The sound of footsteps closing in on us diverts her attention away from me. Javier suddenly rounds the corner and comes to a quick stop when he sees me in the hallway.

“Oh, man, I thought I was late,” he says.

If Lake hasn’t figured it all out by now, she’s about to.

“You are late, Javier,” I reply. I open the door to my classroom and wave him inside. “Javi, I’ll be there in a few minutes. Let the class know they have five minutes to review before the exam.” I slowly close the door behind me and look down at the floor. I can’t look at her. I don’t think my heart can take what she’s about to feel. There’s a brief moment of silence before she quietly gasps. I raise my eyes to hers and the disappointment on her face tears my heart in two. She gets it now.

“Will,” she whispers painfully. “Please don’t tell me . . .”
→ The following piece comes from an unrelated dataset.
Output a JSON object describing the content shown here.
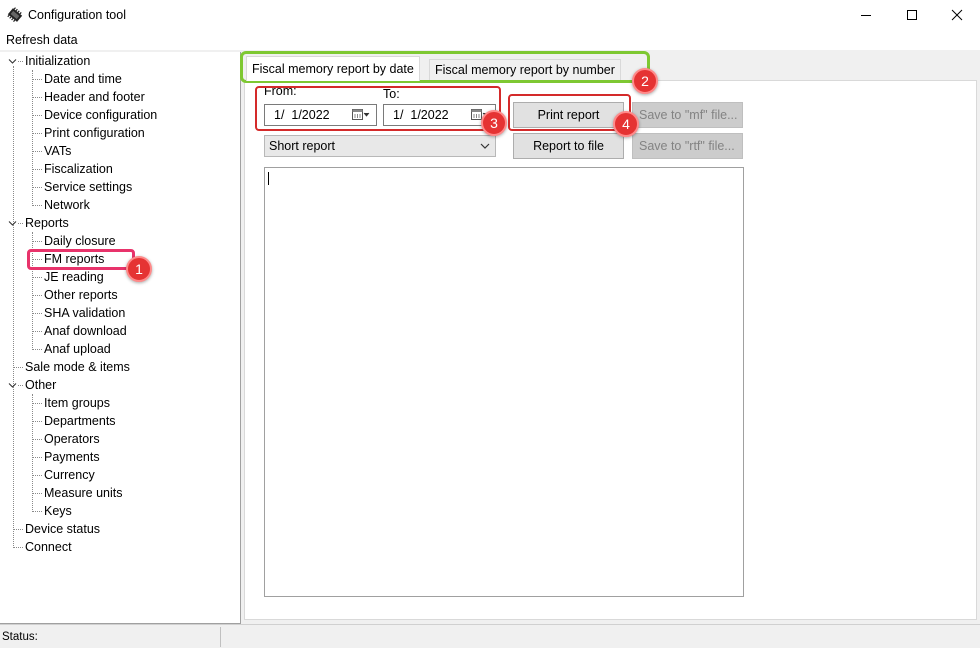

Her voice is weak and she tilts her head slightly to the side, slowly shaking her head back and forth. She isn’t angry. She’s hurt. I’d almost rather her be pissed right now than feel the way she’s feeling. I look up at the ceiling and rub my hands over my face in an attempt not to punch the damn wall. How could I be so stupid? Why wasn’t my profession the first thing I thought to share with her? Why did I not see this as a possibility? I continue to pace, hoping beyond all hope that I’m the one not getting it. When I reach the lockers in front of me, I tap my head against them, silently cursing myself. I’ve really screwed it up this time. For both of us. I drop my hands and reluctantly roll around to face her.